Mirando la historia del Viacrucis
Por
Antonio DÍAZ TORTAJADA
Delegado
Episcopal de Religiosidad Popular
Hacia el año 33,
se desencadenó la primera persecución por parte de la mayoría judía hacia la
comunidad cristiana, concretada sobre todo en sus miembros de procedencia
helenística o en los principales cabecillas (Esteban, Pedro, Juan, Santiago, y
demás apóstoles...). Esto produjo una primera dispersión de quienes se llevaban
consigo la memoria de los hechos, la fe pascual, pero no los escenarios de la
pasión, ni los objetos relacionados con la vida o la muerte de Jesús, hacia los
que no pusieron ningún interés.
Años después, la
tensión con el poder romano cobró fuerza en la rebelión de los zelotas, que se
alzaron contra los soldados de Roma.

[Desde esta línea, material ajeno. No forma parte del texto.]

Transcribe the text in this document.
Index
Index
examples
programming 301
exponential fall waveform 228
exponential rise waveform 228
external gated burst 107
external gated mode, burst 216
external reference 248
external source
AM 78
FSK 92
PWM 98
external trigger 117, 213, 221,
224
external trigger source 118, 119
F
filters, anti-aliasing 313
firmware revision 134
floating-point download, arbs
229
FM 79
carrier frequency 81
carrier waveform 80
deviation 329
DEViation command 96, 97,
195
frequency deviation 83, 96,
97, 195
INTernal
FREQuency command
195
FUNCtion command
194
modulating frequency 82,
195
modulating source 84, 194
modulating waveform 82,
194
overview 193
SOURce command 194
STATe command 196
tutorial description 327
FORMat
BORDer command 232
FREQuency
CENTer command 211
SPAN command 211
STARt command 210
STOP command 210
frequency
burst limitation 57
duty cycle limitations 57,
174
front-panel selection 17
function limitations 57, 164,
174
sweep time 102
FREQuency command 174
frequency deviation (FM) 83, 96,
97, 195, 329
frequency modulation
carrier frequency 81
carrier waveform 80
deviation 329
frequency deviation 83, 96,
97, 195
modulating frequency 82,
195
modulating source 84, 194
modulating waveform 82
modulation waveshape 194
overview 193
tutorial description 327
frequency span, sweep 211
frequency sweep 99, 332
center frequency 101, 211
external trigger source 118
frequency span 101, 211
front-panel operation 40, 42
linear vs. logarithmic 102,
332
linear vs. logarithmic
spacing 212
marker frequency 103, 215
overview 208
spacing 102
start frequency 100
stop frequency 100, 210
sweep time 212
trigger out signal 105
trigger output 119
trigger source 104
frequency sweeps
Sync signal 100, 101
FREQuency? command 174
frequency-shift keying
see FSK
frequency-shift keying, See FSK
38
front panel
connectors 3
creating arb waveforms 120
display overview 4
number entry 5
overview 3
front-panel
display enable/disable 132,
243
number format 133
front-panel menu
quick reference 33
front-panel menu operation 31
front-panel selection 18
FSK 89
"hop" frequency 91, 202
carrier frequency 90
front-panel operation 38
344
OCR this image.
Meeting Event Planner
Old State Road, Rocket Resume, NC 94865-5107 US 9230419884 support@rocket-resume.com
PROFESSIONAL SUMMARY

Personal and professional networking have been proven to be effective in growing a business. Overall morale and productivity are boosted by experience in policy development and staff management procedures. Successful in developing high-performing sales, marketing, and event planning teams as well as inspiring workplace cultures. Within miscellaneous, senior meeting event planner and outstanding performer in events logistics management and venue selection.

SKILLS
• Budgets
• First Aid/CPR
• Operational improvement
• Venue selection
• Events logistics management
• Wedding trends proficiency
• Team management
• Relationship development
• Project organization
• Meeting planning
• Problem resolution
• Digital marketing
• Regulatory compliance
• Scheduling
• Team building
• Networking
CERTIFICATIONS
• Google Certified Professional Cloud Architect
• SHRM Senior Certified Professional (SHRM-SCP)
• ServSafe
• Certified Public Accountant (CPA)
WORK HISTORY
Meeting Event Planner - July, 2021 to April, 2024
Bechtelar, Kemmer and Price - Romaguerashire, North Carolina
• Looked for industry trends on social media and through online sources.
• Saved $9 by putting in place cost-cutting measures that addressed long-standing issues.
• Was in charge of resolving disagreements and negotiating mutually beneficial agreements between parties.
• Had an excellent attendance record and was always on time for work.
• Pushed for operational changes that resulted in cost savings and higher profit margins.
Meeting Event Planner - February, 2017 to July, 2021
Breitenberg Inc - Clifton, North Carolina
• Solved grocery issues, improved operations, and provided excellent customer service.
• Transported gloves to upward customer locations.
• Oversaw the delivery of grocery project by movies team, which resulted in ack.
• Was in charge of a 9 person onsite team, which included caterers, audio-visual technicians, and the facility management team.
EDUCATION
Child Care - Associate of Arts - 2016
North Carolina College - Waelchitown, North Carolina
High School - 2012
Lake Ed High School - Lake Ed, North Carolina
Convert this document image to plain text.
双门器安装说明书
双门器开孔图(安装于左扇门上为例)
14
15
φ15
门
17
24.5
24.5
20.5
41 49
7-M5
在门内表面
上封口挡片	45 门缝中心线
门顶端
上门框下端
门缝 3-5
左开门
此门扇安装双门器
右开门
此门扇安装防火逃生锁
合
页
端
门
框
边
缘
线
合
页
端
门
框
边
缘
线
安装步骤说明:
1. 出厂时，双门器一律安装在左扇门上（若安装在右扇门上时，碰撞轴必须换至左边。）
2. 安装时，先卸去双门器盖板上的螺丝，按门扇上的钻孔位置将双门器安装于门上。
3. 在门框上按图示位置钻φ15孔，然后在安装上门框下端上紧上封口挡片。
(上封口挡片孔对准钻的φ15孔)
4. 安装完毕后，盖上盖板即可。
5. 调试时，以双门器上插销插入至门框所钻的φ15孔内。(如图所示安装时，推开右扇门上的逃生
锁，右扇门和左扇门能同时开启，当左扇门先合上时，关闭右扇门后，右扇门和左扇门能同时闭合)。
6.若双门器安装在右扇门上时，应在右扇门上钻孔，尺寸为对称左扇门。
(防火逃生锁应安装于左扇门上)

La reacción no se hizo esperar y Tito, al
frente de las legiones acantonadas en Siria, se desplazó hacia el sur arrasando
sistemáticamente todo a su paso. Los legionarios no se pararon a considerar si
eran o no cristianos, pues todos corrieron igual suerte. Fueron numerosos los
que buscaron refugio, a la desesperada, tras las murallas sólidas de Jerusalén,
que incrementó su población hasta el límite.
Los dos
episodios más conocidos de aquella guerra fueron la toma de Jerusalén, tras
enconada resistencia (año 70), y la del reducto de Masada (año 74). Tras la
destrucción, Jerusalén quedó arrasada y los “santos lugares” irreconocibles.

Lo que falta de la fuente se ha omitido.